Willis et al. review genetic and immune factors associated with early development of mismatch repair-deficient (dMMR) colorectal cancers (CRC). These cancers have recognizable neoantigens which interact with CD8+ T cells as early as the non-neoplastic stage, yet evade immunity and progress independent of total mutational burden or neoantigen level. In Lynch syndrome patients predisposed to dMMR CRC, preventative strategies include checkpoint blockade therapy and/or cancer vaccines, both of which are being tested clinically.

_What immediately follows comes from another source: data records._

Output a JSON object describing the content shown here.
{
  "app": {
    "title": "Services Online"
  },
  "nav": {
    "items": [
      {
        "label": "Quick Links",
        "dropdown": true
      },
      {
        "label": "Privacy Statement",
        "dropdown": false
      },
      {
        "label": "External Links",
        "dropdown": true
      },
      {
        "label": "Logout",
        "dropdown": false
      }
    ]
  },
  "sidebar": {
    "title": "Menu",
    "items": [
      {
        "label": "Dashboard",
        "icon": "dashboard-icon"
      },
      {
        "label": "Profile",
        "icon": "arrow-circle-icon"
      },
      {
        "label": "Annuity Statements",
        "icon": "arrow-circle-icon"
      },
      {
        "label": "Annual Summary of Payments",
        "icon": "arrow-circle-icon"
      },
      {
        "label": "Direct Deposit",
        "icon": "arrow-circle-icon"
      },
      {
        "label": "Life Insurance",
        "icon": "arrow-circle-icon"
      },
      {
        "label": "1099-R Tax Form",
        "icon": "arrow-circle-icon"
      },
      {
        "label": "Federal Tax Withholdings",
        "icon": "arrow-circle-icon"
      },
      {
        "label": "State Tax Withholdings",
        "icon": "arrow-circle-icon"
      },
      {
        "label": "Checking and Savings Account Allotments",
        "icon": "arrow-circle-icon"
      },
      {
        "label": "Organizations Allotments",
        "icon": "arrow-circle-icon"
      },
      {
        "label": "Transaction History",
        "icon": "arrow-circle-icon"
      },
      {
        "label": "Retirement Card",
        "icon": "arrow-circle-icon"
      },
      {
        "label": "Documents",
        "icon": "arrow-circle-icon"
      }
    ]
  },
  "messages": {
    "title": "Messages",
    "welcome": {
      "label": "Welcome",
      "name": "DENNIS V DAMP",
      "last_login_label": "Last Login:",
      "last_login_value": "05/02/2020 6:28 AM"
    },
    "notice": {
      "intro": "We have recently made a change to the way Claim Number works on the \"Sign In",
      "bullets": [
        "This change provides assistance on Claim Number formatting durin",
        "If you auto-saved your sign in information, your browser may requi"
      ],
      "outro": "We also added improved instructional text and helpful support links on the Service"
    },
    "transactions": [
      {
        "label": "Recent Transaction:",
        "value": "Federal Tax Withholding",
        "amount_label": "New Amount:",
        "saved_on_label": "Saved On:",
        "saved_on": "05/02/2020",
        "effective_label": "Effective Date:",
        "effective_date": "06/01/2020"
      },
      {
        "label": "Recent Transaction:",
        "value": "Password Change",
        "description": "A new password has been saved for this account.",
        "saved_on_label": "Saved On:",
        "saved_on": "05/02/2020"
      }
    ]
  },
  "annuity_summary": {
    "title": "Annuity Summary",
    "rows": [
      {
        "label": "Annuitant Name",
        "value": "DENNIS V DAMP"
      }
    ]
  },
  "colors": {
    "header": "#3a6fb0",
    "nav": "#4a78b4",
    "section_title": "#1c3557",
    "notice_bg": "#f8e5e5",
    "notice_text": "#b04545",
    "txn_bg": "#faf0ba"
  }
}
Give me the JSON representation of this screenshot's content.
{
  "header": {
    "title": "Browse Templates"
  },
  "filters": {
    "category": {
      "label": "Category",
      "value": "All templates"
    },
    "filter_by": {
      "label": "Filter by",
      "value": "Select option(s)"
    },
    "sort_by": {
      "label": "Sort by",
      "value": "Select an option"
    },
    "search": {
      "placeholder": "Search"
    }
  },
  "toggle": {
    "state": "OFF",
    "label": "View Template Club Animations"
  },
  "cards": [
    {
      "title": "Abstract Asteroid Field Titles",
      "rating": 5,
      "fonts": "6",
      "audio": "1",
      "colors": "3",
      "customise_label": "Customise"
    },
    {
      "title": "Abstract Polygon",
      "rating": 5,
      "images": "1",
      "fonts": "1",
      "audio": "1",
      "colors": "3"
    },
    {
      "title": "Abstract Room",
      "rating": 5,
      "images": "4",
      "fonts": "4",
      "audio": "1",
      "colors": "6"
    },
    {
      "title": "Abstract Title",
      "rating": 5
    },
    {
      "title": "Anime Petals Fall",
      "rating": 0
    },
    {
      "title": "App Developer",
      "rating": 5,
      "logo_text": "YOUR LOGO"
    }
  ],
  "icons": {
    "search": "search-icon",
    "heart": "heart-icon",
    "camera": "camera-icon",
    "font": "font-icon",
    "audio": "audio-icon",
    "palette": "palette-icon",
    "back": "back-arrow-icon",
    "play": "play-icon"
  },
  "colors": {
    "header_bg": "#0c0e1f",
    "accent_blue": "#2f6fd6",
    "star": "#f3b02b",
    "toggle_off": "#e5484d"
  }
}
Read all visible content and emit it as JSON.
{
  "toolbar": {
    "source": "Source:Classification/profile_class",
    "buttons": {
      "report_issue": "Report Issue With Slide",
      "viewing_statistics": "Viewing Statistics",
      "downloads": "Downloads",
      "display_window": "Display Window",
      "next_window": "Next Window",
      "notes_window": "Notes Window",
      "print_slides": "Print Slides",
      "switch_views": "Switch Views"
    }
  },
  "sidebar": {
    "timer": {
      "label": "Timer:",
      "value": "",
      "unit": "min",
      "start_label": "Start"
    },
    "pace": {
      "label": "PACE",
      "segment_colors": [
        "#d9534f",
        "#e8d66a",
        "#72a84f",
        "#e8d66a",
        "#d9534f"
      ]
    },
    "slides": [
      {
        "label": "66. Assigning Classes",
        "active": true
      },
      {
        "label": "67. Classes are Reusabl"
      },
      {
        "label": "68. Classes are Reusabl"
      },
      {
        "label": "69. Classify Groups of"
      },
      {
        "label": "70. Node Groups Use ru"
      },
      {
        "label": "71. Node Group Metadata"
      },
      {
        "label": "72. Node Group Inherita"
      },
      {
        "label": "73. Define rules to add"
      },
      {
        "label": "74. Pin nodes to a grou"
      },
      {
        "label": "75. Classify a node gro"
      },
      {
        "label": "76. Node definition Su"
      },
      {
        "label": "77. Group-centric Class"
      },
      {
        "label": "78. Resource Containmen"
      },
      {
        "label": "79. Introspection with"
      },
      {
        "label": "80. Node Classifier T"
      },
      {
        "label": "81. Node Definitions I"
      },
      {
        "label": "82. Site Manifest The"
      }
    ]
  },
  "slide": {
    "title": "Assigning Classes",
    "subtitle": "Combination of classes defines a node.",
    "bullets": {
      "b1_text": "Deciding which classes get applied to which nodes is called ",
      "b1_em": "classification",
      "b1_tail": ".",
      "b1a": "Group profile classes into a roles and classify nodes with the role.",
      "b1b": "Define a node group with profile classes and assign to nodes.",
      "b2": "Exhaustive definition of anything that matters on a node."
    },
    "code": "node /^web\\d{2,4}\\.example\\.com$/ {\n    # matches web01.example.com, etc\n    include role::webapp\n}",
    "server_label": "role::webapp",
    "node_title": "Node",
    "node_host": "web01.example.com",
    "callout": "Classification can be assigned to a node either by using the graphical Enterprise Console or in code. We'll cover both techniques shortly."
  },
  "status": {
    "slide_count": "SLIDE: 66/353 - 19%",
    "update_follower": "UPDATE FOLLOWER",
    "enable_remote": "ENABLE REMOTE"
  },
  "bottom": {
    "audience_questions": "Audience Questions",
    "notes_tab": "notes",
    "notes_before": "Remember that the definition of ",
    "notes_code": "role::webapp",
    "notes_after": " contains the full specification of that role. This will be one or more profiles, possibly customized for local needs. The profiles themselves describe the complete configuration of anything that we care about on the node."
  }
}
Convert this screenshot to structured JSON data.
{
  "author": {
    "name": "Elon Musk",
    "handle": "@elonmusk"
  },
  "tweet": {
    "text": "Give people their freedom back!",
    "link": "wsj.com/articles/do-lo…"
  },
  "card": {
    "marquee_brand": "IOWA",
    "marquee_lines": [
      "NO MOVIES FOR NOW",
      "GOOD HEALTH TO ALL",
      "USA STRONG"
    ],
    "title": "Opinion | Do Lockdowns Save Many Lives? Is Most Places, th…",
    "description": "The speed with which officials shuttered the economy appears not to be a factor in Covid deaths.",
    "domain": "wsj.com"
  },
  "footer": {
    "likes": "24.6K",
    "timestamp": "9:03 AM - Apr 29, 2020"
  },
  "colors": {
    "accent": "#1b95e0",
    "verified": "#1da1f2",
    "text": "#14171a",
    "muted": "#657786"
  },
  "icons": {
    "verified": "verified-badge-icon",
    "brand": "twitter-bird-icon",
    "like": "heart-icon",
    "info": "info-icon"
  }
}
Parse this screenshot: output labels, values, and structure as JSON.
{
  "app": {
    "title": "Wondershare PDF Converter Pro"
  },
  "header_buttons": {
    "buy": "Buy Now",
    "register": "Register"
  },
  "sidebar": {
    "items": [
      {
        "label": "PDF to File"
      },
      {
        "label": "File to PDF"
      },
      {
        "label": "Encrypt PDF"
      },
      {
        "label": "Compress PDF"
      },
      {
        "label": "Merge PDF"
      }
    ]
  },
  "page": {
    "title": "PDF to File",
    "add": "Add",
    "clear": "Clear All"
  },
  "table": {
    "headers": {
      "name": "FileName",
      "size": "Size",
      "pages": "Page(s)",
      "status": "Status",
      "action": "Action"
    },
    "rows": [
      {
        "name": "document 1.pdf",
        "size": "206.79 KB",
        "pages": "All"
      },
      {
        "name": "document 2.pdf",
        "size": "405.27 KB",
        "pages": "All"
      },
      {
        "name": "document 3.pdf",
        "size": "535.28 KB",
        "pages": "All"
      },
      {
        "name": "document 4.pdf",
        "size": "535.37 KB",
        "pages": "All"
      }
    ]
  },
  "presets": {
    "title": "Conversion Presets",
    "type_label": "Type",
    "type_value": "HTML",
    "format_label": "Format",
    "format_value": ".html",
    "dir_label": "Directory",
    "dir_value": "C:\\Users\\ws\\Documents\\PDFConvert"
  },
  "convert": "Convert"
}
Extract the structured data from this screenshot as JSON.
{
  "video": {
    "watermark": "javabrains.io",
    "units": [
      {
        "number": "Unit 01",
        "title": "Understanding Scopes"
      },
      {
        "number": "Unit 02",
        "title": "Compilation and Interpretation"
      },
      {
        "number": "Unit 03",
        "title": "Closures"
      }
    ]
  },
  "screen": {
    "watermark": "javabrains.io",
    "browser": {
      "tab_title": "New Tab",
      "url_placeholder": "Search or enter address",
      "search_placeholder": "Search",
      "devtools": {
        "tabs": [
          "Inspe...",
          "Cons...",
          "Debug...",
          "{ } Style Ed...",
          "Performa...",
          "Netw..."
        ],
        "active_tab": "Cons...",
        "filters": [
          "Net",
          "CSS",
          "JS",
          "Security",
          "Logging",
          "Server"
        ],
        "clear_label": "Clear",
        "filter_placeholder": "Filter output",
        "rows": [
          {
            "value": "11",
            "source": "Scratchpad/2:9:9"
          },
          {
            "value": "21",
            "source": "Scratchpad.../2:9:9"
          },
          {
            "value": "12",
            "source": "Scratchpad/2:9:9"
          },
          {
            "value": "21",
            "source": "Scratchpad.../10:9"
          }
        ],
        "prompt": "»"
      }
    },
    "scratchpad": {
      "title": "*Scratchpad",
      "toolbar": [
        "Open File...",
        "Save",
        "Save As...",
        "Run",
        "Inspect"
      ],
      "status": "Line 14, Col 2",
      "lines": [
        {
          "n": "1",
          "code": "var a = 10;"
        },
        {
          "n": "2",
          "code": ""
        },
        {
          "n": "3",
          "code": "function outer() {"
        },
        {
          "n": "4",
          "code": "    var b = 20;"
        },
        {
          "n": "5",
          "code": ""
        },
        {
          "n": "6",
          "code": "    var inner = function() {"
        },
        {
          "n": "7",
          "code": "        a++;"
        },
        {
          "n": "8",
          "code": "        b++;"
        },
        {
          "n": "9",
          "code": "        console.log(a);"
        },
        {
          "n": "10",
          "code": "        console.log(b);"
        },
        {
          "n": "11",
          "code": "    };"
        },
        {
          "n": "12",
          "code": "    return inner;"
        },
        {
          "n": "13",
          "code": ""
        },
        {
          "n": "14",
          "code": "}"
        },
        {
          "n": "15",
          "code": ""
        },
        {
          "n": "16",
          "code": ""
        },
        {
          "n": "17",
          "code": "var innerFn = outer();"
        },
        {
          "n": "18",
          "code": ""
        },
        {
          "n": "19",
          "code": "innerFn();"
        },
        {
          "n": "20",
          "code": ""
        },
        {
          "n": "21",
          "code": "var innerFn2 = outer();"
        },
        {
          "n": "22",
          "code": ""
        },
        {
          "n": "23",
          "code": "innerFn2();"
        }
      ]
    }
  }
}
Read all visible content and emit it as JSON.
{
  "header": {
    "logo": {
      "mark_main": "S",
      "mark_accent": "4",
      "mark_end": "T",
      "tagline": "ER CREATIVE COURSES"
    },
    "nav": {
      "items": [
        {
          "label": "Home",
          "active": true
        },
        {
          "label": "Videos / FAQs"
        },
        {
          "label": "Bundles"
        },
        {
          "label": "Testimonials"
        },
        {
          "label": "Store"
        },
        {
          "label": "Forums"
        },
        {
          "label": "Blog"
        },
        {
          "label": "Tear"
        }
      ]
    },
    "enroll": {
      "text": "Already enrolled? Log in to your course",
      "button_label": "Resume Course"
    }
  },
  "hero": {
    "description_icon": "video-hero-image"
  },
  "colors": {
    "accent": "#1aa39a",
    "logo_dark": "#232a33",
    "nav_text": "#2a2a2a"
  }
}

Contributed by Alex Najibi
MMR-deficient colorectal cancers (dMMR CRC) are characterized by the expression of highly-immunogenic neoantigen peptides, which stimulate lymphocytic infiltration as well as up-regulation of inflammatory cytokines. These features are key to understanding why immunotherapy (specifically PD-1 and/or CTLA-4 checkpoint blockade) has proved to be highly effective for the treatment of patients with advanced dMMR CRC. Importantly, pre-clinical studies also suggest that this correlation between potent tumor neoantigens and the immune microenvironment is present in early (pre-malignant) stages of dMMR colorectal tumorigenesis as well, even in the absence of a high somatic mutation burden. Here, we discuss recent efforts to characterize how neoantigens and the tumor immune microenvironment co-evolve throughout the dMMR adenoma-to-carcinoma pathway. We further highlight how this pre-clinical evidence forms the rational basis for developing novel immunotherapy-based CRC prevention strategies for patients with Lynch syndrome.